The 2001 novel Ella Minnow Pea by Mark Dunn depicts a town in which a totalitarian government begins banning letters – from the town and from the novel itself.

L M N O P
Serg!o, Public domain, via Wikimedia Commons

It’s no secret that I love the branch of experimental fiction known as constrained writing – I described it in detail in pi poetry. One of the first posts on this site was about the remarkable novel A Void, which is a book written entirely without the letter E. Mark Dunn’s 2001 book Ella Minnow Pea takes this to extreme ends.

The novel is set on a fictional Atlantic Island that was home to the (also fictional) inventor of the pangram phrase “The quick brown fox jumps over the lazy dog.” The government of this island has erected a large statue of the inventor with his famous phrase attached underneath… but then the letter Z falls off the monument.

The island council hastily convenes, and decides that it is a sign from above that they should stop using that letter. It is banned from being written anywhere on the island – including in the letters between the residents that form the text of the novel. In other words, in each subsequent chapter Dunn does not use the letter Z.

That doesn’t sound like much of a challenge, but then another letter falls off the monument, and another, and another.

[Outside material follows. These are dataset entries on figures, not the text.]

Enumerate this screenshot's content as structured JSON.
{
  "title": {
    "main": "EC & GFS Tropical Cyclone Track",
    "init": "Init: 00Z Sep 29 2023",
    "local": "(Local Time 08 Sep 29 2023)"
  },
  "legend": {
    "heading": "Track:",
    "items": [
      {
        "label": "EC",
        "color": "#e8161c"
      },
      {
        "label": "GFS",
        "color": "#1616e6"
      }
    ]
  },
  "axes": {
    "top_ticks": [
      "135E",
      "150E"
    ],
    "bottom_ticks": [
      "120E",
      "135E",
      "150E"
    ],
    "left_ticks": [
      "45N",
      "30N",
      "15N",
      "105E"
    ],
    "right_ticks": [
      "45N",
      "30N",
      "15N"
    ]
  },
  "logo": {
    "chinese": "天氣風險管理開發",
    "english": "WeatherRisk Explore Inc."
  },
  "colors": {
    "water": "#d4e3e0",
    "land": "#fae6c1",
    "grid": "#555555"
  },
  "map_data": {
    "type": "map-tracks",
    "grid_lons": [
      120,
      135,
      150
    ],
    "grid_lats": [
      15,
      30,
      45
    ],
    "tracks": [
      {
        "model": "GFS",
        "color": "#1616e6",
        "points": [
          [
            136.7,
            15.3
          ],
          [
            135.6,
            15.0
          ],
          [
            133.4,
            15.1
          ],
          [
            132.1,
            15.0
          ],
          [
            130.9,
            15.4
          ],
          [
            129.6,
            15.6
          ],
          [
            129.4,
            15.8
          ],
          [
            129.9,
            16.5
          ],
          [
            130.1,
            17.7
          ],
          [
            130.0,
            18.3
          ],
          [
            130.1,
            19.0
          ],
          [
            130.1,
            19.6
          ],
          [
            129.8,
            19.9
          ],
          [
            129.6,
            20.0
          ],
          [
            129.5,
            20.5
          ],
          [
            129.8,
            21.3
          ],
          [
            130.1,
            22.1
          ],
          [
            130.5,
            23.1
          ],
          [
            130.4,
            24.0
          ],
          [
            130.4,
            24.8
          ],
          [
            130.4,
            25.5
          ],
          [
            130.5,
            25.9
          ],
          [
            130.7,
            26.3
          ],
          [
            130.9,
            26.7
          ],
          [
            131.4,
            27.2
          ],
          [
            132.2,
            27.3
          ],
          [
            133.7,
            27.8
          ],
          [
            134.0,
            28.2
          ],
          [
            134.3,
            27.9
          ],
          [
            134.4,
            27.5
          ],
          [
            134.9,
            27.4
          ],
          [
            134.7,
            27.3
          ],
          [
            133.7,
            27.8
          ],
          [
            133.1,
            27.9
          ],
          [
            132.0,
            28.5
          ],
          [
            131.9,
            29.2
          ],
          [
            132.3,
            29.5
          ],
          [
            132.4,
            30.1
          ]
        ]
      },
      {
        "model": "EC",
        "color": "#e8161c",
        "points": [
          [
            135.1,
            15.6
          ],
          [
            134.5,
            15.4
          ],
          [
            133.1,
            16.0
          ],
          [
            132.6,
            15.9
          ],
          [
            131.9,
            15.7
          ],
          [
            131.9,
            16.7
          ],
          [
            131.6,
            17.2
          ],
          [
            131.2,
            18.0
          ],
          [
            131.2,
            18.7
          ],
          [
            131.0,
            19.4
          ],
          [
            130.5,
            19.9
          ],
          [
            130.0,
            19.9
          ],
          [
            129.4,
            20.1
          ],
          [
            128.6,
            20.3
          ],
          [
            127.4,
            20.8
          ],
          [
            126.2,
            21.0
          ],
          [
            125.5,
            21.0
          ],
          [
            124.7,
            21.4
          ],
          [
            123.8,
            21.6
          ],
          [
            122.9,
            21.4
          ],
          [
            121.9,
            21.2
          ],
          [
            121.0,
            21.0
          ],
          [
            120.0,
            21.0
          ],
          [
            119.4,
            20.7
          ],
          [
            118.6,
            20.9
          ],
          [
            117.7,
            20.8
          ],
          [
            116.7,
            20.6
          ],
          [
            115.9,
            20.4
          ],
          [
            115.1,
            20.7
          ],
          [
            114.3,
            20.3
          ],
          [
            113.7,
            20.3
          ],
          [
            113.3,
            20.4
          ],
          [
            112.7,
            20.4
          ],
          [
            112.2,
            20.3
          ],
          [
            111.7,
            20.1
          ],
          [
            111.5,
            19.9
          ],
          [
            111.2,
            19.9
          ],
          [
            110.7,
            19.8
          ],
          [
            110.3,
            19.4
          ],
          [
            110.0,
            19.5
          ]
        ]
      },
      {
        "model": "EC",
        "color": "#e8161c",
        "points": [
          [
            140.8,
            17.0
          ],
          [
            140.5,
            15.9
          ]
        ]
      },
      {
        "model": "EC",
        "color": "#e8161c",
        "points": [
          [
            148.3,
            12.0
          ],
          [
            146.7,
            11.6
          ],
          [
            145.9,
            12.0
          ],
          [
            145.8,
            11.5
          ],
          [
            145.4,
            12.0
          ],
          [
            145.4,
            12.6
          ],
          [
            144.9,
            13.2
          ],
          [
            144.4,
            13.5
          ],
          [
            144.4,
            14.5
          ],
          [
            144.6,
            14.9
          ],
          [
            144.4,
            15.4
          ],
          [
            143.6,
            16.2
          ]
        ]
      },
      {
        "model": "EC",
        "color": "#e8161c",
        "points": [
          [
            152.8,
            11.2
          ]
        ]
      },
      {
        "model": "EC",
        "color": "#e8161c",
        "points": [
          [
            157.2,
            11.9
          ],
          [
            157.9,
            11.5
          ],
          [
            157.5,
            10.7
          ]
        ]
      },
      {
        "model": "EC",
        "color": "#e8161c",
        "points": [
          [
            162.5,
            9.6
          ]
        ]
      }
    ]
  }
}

And as each letter disappears from the phrase, so the increasingly totalitarian council bans its use. The characters must come up with ludicrous linguistic acrobatics to write around the missing letters, producing chapters like this when the D is banned:

I cannot teach. Without that grammatical unifier. It is impossible. I plan to resign tomorrow.

Semicolons are simply not an option. These youngsters are only seven! Young people of such age can’t fathom semicolons!

Nor can I employ an “or” when I want the other one – the one that brings together, not separates.

My brain throbs. I have a hangover. Far too much wine last night.

Mark Dunn, Ella Minnow Pea, p. 76

If they make a mistake (as they sometimes do) they are punished, eventually being banished from the increasingly linguistically impoverished island. The remaining residents fight on, trying to find some way to break the power of the high council.

So why is the novel called Ella Minnow Pea? Well, let’s just say that by the second-to-last chapter there are only five letters remaining on the monument.